To Reach Profitability, M+C Plans Must Streamline Business, Marketing
Reprinted from the February 5, 2001 issue of News and Strategies for MANAGED MEDICARE & MEDICAID, the industry's leading source of news from HCFA and the 50 states and strategies from the leading HMOs participating in Medicare and Medicaid. For more information on, News and Strategies for MANAGED MEDICARE & MEDICAID
Medicare+Choice plans will survive if they cobble together a solution with these three components: streamline their administration and marketing operations, provide benefits that better reflect the income they receive, and lobby for higher reimbursement from the federal government. One and two are the easy part, one expert admits. But without all three, more plans will be forced to withdraw from money-losing markets.
Henry R. Loubet, senior vice president at HealthCentral and former health plan CEO, notes that, for one thing, the M+C situation may not be as dire as some naysayers say it is. He comments, "Some of the statistics in 2000 were more favorable than they'd been in preceding years." But in the long term, he adds, "a combination of factors will lead to the long-term success of the program."
One factor, he says, is "increased revenues from the federal government.
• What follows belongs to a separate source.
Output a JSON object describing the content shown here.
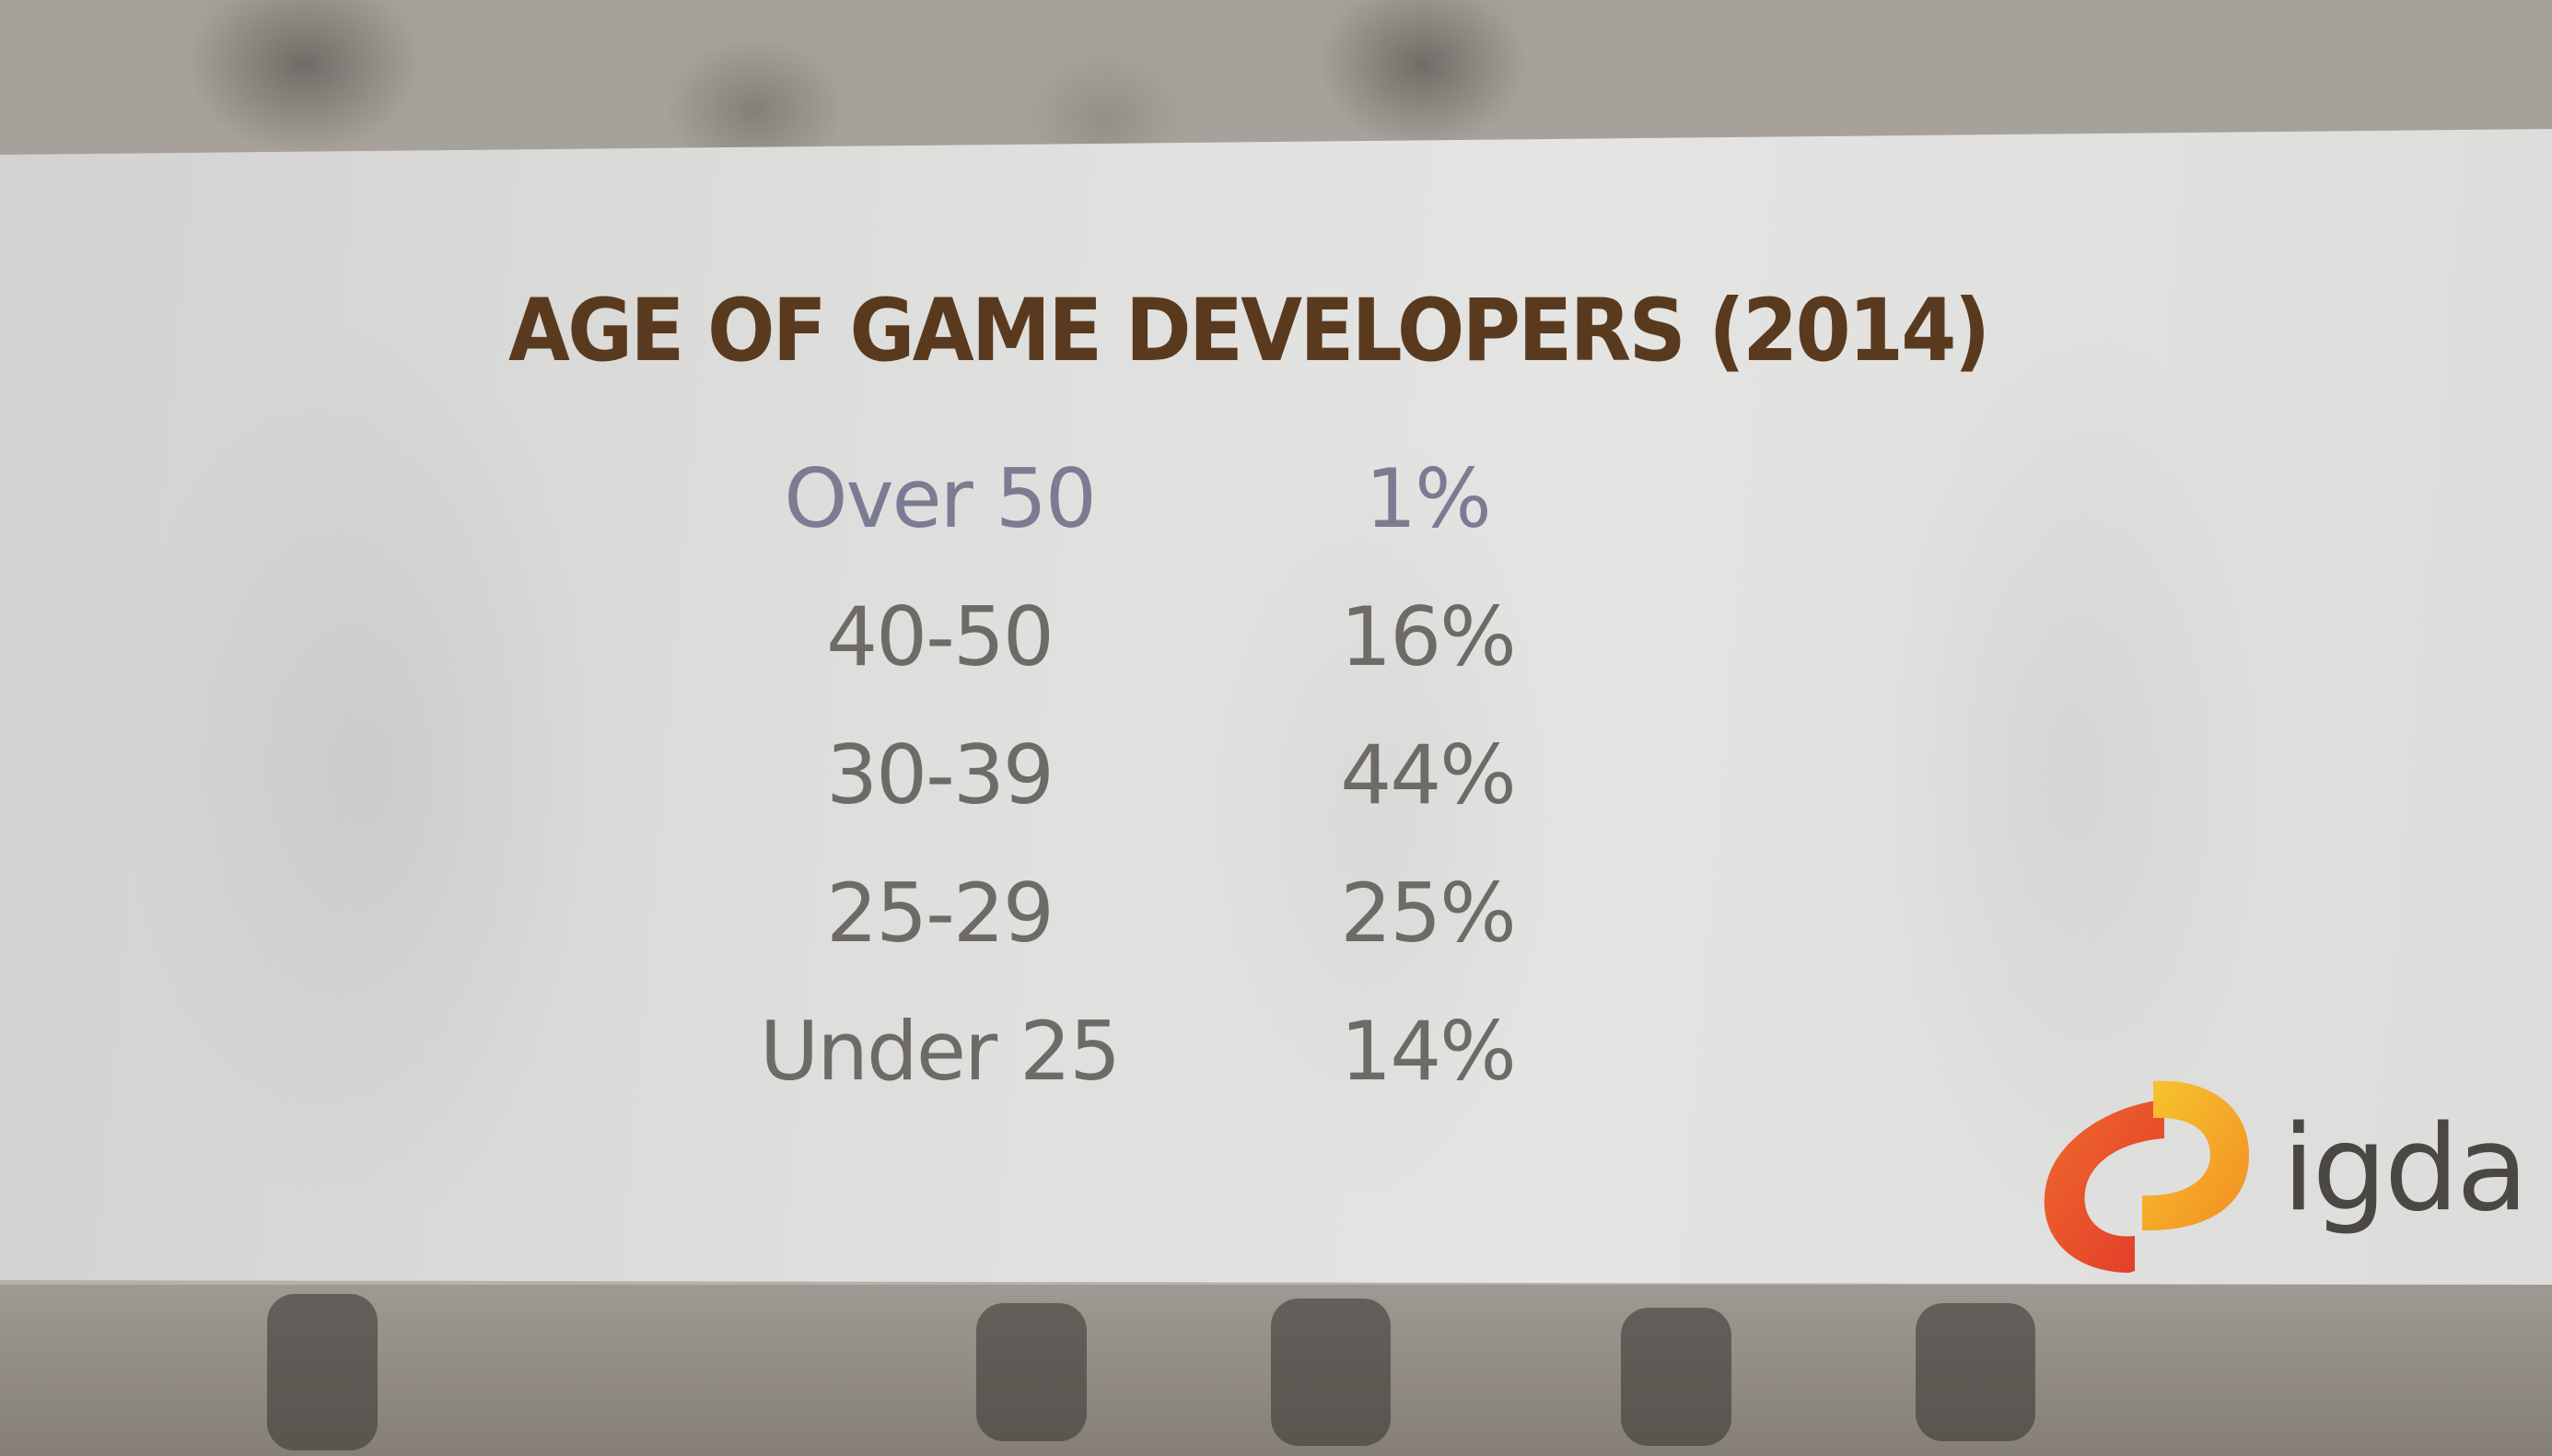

The 2% increases that have been the predominant revenue change when inflation has been higher than that leads to a lot of difficulty unless other adjustments are made in terms of meeting financial goals and objectives."
Examine Your Products Against Your PMPM Fee
Of course, Loubet's no fool when it comes to federal largesse for the M+C program. "There doesn't seem to be a great deal of hope that there's going to be an increase in revenues," he acknowledges. "It's going to take the other factors to be successful on the plan side." The increases he's seen "are not all that great," so he's "not all that optimistic on the revenue side." But he notes that the new president and many leaders on the Hill are "supporters of HMOs." So, he says, "the combination of the two might, in 2003, have a positive impact in terms of revenues."
In the meantime, he advises M+C plans to take matters into their own corporate hands. One action he highly recommends is to "look internally in terms of administrative expenses - such as sales and marketing budgets - to try to cut fat as much as you can to become more efficient and effective."
And, he says, plans should take a hard look at what they offer for the PMPM fee they receive.
"On the benefit side, there's been pretty much of a race to gain more and more market share," he points out. "That's not wholly different than on the commercial side, where plans are increasing benefits - whether for prescription drugs, dental, vision or durable medical equipment - to get new members, while reducing co-pays for hospital stays and outpatient care. This year for the first time plans were a lot more cognizant of that and many have made benefit changes in 2001 to deal with some of the financial realities of the revenue reductions by the federal government."
Sometimes, he adds, those benefit changes go all the way to withdrawing from unprofitable markets. And that, he says, is often a good thing. "Although it's harmful to a lot of seniors, the plans' decisions to terminate agreements in counties where they are not profitable enables them to be much more effective in counties they can serve more effectively. All of the major players have made those kinds of changes."
Carrying out that threat is getting easier, he points out. "Health plans have had some practice at making not necessarily popular decisions, whether right, wrong or indifferent. To their credit, they've taken a stand to say, 'We're willing to provide care, but we're not willing to do this unless you're going to fund us at levels we can live with.'"
At the same time it's becoming easier, it's also becoming less common to do this. "Plans have pulled out of a lot of the unsuccessful markets already," he notes. "You won't see those dramatic changes taking place in the near future."
Indeed, he has this advice for plans mulling a market departure so they can concentrate on markets where they would be more profitable: "If a plan can put together a program that takes into consideration the three success factors - and it has the critical fourth factor, which is good financial and business relations with providers, pharmacies and other ancillary providers - in most cases, capitation has worked better than fee-for-service, so I'd advise folks to stay in. But if the factors recognize that revenues are only going to increase so much and provider relations are negative or unimportant, I'd advise getting out."